News Summary
PepsiCo has completed the acquisition of Poppi, a prebiotic soda brand, for approximately $1.95 billion. The deal includes significant tax benefits and reflects the rising demand for healthier beverage options. Poppi, known for its low-calorie soda alternatives, has seen remarkable sales growth and gained popularity through effective social media marketing. Despite facing legal challenges, Poppi’s founders remain committed to their mission of providing health-conscious consumers with innovative soda options. This acquisition aligns with PepsiCo’s strategy to enhance its product portfolio in response to shifting consumer preferences.
Texas
PepsiCo Inc. has finalized its $1.95 billion acquisition of the prebiotic soda brand Poppi, marking a significant move in the beverage industry to enhance its portfolio in healthier products. The net purchase price after accounting for expected cash tax benefits stands at $1.65 billion. The acquisition deal was announced on May 19, following its initial reveal in March.
PepsiCo, headquartered in New York, has a considerable corporate presence in Texas with its Frito-Lay subsidiary based in Plano. Despite the acquisition, Poppi will continue to operate from its headquarters in Austin, Texas.
Founded in Dallas in 2016 by Allison and Stephen Ellsworth, Poppi began as a kitchen experiment producing a healthier soda alternative. The original name was “Mother Beverage” and was made from fruit juices, apple cider vinegar, prebiotics, and stevia. Initial sales efforts saw the product being sold at local farmers markets, and it soon gained traction at Whole Foods.

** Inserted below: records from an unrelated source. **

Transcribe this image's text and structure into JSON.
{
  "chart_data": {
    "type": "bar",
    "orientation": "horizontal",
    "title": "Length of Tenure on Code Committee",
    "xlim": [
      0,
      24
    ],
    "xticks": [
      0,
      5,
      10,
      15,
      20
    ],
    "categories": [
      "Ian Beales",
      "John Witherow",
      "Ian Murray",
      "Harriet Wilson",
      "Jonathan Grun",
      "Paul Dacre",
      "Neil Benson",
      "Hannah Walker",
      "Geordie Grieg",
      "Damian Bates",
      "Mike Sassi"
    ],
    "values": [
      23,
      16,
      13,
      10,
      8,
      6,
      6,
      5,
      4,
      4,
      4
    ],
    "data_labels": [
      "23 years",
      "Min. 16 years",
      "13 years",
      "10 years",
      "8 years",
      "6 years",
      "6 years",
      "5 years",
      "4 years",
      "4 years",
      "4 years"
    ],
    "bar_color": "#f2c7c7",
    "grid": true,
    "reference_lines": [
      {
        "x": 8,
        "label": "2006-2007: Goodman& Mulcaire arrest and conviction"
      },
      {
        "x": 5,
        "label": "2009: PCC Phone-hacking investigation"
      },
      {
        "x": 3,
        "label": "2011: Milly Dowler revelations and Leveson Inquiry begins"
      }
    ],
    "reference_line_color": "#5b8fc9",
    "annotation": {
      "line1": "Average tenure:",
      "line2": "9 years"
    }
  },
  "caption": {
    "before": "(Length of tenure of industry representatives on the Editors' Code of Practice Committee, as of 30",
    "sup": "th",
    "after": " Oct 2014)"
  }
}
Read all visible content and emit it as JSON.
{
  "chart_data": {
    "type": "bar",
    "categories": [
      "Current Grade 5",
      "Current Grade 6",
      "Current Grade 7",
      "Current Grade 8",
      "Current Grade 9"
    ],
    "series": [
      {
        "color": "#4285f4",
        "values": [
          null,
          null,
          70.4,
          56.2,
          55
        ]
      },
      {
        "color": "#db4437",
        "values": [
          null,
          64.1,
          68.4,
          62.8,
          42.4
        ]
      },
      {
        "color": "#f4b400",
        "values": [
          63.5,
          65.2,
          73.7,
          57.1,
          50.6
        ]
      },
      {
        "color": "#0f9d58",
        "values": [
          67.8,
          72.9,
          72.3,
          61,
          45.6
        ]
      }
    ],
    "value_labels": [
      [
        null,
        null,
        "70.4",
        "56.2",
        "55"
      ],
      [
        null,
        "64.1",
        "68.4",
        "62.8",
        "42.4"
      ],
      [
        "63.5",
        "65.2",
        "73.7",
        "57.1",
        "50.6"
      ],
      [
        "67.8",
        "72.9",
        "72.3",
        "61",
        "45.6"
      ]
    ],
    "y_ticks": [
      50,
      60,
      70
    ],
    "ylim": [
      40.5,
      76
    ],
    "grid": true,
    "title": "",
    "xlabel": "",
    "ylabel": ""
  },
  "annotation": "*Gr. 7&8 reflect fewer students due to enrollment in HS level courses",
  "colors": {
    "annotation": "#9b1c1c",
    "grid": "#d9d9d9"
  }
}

Poppi’s rise to fame significantly accelerated following its appearance on the television show “Shark Tank” in 2018, where it attracted a $400,000 investment from guest investor Rohan Oza for a 25% stake. Since then, Poppi has positioned itself as a healthier alternative to traditional sodas, boasting low calorie counts (35 or fewer) and no more than 5 grams of sugar per serving. As of February 2023, the company recorded a remarkable 122% year-over-year increase in annual retail sales, while capturing approximately 1% market share in the total carbonated soft drink category.
This acquisition is a strategic move by PepsiCo in response to declining consumption of traditional sugary beverages, coupled with increased competitive pressures from rivals like Coca-Cola and Keurig Dr Pepper. PepsiCo aims to strengthen its position in the burgeoning “healthier soda” market, which aligns with shifting consumer preferences towards healthier options.
However, Poppi has recently faced challenges. The brand confronted class-action lawsuits regarding the gut health benefits claimed by its products, culminating in an $8.9 million settlement pending court approval.
Poppi’s growth can also be attributed to its effective social media marketing strategies, including a viral video that reportedly generated over $100,000 in sales on Amazon within a single day. The company’s innovation in flavors and vibrant packaging, both conceived by the Ellsworths, have proven appealing to health-conscious consumers.
As the beverage industry evolves, both PepsiCo and Poppi exemplify the trend of incorporating healthier alternatives into mainstream markets. This acquisition not only signifies PepsiCo’s commitment to meet the demands of modern consumers but also establishes Poppi as a notable player in the healthier beverage landscape.